0x20 and 0x30 are not ignored: a bytearray is formatted like ASCII-characters and 0x20 happens to be the ASCII-code for a space (), the same for 0x30 which maps to a zero (0).
This is simply a compact way to represent a binary array. You can read all values and their corresponding characters in this Wikipedia article.
In case the character is not printable, it is formatted as \x?? with ?? the hexadecimal code.
They are not ignored. 0x20 is the ASCII codepoint for a space, 0x30 is the digit 0. Both are there in the output, following the \x10 byte.
What you are seeing is the representation of the bytes value, which tries to be as readable as possible. It does so by displaying any byte in the printable ASCII range as that ASCII character. Anything not so representable is shown either as a \xhh escape sequence or a shorter two character \? escape (such as \n for a newline or \t for a tab character).

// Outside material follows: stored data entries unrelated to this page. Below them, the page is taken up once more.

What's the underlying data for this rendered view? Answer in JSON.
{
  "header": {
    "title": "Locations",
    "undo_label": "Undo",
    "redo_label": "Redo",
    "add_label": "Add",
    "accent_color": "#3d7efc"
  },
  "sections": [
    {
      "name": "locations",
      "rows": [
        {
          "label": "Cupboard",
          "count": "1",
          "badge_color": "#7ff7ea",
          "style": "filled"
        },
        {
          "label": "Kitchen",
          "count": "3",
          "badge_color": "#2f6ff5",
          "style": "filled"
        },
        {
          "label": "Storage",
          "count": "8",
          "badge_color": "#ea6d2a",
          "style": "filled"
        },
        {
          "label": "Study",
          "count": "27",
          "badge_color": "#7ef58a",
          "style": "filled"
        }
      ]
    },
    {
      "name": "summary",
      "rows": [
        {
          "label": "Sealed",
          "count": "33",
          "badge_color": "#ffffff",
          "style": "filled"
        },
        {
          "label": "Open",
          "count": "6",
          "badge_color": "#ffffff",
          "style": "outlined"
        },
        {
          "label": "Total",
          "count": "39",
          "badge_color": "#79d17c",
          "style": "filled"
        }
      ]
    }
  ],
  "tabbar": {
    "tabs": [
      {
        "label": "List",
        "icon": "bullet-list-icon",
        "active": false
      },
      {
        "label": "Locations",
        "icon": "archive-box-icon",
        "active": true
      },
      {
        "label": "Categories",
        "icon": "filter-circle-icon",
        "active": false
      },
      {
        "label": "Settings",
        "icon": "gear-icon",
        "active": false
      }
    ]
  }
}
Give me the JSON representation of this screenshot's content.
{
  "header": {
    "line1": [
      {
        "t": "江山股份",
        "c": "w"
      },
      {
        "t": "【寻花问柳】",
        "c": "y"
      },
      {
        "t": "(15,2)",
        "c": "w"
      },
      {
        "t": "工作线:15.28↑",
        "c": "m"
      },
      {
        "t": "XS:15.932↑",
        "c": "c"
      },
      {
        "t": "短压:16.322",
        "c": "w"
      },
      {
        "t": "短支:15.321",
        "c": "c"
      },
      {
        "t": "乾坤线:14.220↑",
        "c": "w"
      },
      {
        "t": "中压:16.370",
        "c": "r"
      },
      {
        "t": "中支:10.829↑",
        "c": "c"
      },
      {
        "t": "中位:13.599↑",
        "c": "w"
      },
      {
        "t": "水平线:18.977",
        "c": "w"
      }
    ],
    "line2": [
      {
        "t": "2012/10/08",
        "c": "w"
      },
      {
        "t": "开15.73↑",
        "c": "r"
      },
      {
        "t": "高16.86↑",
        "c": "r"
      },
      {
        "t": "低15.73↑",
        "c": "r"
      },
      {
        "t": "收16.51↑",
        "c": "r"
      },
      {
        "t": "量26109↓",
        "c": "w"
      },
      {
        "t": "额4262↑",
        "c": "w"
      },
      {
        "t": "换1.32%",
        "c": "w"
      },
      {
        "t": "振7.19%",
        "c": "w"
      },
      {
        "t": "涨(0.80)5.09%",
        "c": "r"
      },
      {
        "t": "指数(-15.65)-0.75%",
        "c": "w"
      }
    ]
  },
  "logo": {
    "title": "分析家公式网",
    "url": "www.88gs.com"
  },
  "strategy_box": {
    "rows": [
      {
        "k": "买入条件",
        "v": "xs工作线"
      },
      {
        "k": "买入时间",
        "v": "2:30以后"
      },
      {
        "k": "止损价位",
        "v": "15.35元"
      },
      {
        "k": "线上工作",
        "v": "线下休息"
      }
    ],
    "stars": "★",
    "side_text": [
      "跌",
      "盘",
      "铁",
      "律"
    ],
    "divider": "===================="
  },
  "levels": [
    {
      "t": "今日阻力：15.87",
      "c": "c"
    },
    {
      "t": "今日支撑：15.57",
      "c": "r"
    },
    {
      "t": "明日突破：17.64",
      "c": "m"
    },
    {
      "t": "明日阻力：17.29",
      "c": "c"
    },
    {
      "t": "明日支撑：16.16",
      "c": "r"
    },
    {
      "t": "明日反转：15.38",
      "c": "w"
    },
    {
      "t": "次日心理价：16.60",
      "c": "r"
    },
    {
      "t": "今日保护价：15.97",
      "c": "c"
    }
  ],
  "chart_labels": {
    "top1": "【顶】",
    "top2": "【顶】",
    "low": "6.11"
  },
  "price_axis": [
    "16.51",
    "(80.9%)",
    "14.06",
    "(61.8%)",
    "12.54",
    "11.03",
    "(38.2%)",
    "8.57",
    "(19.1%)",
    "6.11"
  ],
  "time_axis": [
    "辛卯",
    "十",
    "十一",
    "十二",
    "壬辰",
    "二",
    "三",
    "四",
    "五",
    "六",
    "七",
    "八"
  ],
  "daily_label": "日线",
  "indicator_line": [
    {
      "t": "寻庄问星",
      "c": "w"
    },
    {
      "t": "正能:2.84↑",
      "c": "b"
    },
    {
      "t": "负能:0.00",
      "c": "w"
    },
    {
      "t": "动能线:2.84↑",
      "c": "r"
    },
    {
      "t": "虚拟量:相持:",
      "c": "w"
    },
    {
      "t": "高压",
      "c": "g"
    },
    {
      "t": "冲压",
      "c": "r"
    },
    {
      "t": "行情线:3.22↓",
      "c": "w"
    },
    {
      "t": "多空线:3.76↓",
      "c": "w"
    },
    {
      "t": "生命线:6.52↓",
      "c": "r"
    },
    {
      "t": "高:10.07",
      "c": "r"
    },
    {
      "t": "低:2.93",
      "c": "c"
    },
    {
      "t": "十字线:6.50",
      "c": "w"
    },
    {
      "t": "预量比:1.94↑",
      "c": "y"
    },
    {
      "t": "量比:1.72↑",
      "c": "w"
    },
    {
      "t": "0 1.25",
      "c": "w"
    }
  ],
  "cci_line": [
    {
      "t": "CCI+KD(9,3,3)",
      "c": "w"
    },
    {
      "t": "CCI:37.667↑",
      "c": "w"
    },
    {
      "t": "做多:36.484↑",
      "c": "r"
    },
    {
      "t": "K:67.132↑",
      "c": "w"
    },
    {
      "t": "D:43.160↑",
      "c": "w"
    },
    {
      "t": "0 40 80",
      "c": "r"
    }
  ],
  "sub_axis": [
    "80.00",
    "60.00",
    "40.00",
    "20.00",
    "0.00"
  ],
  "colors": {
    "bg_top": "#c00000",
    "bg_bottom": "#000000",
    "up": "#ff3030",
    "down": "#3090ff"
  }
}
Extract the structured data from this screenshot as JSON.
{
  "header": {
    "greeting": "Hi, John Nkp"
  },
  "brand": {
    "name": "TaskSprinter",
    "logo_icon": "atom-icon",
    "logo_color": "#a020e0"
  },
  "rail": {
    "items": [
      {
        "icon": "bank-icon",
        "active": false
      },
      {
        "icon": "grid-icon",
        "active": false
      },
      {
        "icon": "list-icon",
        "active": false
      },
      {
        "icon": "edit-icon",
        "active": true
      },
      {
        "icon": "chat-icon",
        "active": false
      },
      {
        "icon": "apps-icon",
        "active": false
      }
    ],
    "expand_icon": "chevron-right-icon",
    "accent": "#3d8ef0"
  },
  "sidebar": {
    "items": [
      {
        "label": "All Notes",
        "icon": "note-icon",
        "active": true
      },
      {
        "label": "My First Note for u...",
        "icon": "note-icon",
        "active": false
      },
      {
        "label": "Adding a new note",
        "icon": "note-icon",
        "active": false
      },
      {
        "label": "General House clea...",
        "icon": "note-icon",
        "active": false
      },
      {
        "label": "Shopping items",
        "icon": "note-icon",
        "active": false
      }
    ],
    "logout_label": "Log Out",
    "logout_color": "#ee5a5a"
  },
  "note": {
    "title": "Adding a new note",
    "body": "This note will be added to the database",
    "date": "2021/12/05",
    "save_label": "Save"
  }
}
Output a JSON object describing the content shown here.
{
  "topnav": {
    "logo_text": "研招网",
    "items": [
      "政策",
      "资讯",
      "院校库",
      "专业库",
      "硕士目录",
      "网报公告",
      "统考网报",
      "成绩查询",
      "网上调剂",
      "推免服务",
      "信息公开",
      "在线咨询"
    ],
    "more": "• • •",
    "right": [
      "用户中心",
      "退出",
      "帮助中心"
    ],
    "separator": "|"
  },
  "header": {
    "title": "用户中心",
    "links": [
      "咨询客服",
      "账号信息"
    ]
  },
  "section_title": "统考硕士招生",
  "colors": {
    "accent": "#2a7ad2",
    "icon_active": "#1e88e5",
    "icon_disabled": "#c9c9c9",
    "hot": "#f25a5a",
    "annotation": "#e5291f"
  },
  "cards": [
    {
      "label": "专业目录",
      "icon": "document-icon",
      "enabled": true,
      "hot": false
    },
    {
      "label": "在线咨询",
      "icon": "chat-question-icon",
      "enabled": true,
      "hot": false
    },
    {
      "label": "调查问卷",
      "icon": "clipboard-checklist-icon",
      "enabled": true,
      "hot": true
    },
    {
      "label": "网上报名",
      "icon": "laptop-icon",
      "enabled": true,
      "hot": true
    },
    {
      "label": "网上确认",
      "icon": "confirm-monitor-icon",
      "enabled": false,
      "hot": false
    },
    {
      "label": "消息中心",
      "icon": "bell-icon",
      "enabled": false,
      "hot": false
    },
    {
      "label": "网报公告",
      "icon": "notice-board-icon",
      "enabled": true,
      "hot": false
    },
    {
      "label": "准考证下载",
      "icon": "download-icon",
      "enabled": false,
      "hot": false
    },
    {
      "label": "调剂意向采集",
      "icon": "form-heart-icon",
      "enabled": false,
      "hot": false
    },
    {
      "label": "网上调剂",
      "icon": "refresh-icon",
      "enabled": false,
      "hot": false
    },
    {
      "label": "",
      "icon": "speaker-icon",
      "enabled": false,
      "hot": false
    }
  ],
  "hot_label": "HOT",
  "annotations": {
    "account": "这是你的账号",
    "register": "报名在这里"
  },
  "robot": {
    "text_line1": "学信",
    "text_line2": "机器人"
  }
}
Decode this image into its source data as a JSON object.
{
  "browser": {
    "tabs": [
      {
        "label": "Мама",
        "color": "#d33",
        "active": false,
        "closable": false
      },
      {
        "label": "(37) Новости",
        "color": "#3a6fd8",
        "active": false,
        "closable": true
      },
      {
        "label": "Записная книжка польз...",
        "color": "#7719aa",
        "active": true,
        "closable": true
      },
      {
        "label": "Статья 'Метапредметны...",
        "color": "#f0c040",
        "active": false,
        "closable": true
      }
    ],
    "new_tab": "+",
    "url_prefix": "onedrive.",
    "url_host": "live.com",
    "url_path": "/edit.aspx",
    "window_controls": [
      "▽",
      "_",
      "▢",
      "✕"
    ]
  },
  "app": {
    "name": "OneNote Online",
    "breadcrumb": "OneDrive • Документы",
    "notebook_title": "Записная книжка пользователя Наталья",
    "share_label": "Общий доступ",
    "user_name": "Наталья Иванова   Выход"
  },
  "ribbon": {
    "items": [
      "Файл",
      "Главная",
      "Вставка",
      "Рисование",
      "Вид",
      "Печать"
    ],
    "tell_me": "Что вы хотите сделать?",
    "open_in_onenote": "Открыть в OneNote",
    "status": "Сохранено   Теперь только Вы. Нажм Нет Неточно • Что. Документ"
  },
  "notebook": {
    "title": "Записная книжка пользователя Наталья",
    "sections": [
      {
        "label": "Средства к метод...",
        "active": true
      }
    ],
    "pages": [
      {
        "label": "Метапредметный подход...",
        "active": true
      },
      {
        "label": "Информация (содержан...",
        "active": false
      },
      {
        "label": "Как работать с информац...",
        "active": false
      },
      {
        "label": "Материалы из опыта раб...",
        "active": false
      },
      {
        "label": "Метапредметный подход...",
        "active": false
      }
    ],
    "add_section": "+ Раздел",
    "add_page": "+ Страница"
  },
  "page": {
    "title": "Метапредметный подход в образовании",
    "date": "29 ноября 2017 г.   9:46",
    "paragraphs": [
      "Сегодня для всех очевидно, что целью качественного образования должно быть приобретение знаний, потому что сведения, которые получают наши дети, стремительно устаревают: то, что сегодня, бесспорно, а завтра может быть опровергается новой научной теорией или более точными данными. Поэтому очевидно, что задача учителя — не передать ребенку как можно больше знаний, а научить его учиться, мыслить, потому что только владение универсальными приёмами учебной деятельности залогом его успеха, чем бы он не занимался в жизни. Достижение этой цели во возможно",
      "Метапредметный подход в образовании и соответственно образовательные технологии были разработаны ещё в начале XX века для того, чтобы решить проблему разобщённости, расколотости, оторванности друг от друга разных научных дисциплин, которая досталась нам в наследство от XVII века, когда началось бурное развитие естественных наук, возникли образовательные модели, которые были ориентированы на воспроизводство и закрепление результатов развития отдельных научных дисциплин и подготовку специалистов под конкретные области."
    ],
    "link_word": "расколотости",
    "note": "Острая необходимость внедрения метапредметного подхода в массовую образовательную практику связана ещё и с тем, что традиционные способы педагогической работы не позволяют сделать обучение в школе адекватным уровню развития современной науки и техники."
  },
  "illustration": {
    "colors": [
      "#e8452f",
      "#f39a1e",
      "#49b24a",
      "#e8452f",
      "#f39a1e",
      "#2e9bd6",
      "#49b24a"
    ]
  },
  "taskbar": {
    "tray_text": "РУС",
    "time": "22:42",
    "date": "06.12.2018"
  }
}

Note that Python produces an integer value for each 0xhh hex notation; it's nothing more than alternative syntax to produce the same integer value. You could have used decimal notation or octal notation too, and the result would have been the same; you are putting integer values into a list object, from which you then create a bytearray object. The original hex notation is not preserved in this process:
>>> [0x10, 0x20, 0x30]
[16, 32, 48]
>>> bytearray([16, 32, 48])
bytearray(b'\x10 0')
>>> [0o20, 0o40, 0o60]
[16, 32, 48]
>>> bytearray([0o20, 0o40, 0o60])
bytearray(b'\x10 0')
The actual values in the bytearray are still integers anyway; if you index into the object you get the individual byte values:
>>> ba = bytearray([0x10, 0x20, 0x30])
>>> ba
bytearray(b'\x10 0')
>>> ba[1] # 0x20, the space
32
>>> ba[2] # 0x30, the 0 digit
48
Related
I get a string that is formed from messages of different types. I'm interested in the message, which before the appearance in the string was in the format bytearray, but now comes in the format str. For example, I need to translate 001bc5045000043a, obtained in str format, into byteray format, saving the numbers from this sequence to bytearray.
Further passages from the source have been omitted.